Unnamed: 0,antecedents,consequents,antecedent support,consequent support,support,confidence,lift,leverage,conviction
27,"(spaghetti, whole wheat pasta)",(milk),0.010133,0.135733,0.005067,0.5,3.683694,0.003691,1.728533
5,"(grated cheese, eggs)",(spaghetti),0.0096,0.181333,0.005867,0.611111,3.370098,0.004126,2.105143
15,"(frozen vegetables, soup)",(spaghetti),0.008533,0.181333,0.005067,0.59375,3.274357,0.003519,2.015179
10,"(frozen vegetables, ground beef)",(spaghetti),0.0168,0.181333,0.0096,0.571429,3.151261,0.006554,1.910222
21,"(ground beef, shrimp)",(spaghetti),0.012267,0.181333,0.006933,0.565217,3.117008,0.004709,1.882933
33,"(frozen vegetables, mineral water, milk)",(spaghetti),0.0112,0.181333,0.006133,0.547619,3.019958,0.004102,1.809684
14,"(frozen vegetables, olive oil)",(spaghetti),0.0112,0.181333,0.005867,0.52381,2.888655,0.003836,1.7192
0,"(cake, chocolate)",(spaghetti),0.013333,0.181333,0.006933,0.52,2.867647,0.004516,1.705556
6,"(herb & pepper, eggs)",(spaghetti),0.0128,0.181333,0.0064,0.5,2.757353,0.004079,1.637333
32,"(spaghetti, milk, eggs)",(mineral water),0.009067,0.2496,0.006133,0.676471,2.710219,0.00387,2.319418


In [45]:
# rules for second set
association_rules(frequent_itemsets_test, metric="confidence",
                  min_threshold=0.5).sort_values('lift', ascending=False)

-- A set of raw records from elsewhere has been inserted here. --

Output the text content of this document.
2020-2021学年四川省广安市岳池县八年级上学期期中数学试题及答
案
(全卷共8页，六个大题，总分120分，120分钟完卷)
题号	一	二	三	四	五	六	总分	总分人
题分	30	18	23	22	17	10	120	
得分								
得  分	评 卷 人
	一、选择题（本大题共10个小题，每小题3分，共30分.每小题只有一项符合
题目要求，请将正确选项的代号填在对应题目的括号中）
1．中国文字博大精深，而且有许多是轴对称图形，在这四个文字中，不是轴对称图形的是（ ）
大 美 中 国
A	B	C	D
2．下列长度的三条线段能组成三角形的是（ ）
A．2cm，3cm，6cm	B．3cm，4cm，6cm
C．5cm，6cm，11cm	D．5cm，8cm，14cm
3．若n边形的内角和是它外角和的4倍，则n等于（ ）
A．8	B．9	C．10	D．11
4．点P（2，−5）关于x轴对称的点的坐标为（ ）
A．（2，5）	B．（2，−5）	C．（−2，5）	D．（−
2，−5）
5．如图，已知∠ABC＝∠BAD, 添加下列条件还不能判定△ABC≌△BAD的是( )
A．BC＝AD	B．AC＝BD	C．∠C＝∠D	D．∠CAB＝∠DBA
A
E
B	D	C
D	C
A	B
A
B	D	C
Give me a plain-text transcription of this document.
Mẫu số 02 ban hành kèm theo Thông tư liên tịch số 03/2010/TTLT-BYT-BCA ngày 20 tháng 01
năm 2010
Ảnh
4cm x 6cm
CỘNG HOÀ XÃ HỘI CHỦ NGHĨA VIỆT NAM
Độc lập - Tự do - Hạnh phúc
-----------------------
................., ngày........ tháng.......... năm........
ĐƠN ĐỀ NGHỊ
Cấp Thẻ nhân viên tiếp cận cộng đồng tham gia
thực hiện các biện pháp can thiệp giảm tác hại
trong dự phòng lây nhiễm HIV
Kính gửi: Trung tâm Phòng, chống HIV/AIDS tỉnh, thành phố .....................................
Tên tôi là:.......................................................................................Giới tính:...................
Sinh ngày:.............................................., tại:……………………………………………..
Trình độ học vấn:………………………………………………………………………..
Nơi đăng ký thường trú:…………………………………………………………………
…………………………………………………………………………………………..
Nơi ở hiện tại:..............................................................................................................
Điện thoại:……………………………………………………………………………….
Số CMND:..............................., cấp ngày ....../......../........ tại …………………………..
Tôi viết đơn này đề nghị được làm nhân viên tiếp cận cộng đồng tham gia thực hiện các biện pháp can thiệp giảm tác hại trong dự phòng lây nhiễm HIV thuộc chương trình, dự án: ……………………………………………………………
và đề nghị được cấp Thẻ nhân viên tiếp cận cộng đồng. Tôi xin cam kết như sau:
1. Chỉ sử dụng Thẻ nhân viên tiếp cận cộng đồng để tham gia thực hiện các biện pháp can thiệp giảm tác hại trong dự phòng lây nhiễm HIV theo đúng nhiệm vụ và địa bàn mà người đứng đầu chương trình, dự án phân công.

Unnamed: 0,antecedents,consequents,antecedent support,consequent support,support,confidence,lift,leverage,conviction
20,"(pancakes, olive oil)",(spaghetti),0.01093,0.166889,0.005599,0.512195,3.06908,0.003774,1.707878
16,"(tomatoes, olive oil)",(mineral water),0.007465,0.227139,0.005065,0.678571,2.987466,0.00337,2.404455
4,"(chocolate, soup)",(mineral water),0.008798,0.227139,0.005865,0.666667,2.935055,0.003867,2.318582
15,"(olive oil, soup)",(mineral water),0.008531,0.227139,0.005332,0.625,2.751614,0.003394,2.060962
13,"(turkey, milk)",(mineral water),0.011464,0.227139,0.006931,0.604651,2.662026,0.004328,1.954883
14,"(shrimp, olive oil)",(mineral water),0.009064,0.227139,0.005332,0.588235,2.589754,0.003273,1.876947
12,"(milk, soup)",(mineral water),0.01413,0.227139,0.008264,0.584906,2.575095,0.005055,1.861891
9,"(frozen vegetables, olive oil)",(mineral water),0.011464,0.227139,0.006665,0.581395,2.559641,0.004061,1.846278
1,"(chocolate, chicken)",(mineral water),0.012797,0.227139,0.007198,0.5625,2.476452,0.004291,1.766538
5,"(eggs, cooking oil)",(mineral water),0.01093,0.227139,0.006132,0.560976,2.469741,0.003649,1.760405


The "mineral water" rules seem to be fairly stable and are present in both splits. The "spaghetti" rules seem to be more random. While there are such rules in both splits, they are not the same in the splits. In general, it seems like spaghetti may also be just something that is bought very often, same as mineral water, and that the rules may be good suggestions for cross-sell, but that there is probably not a strong association between the antecedents and the consequents for all rules, i.e., there does not seem to be causality.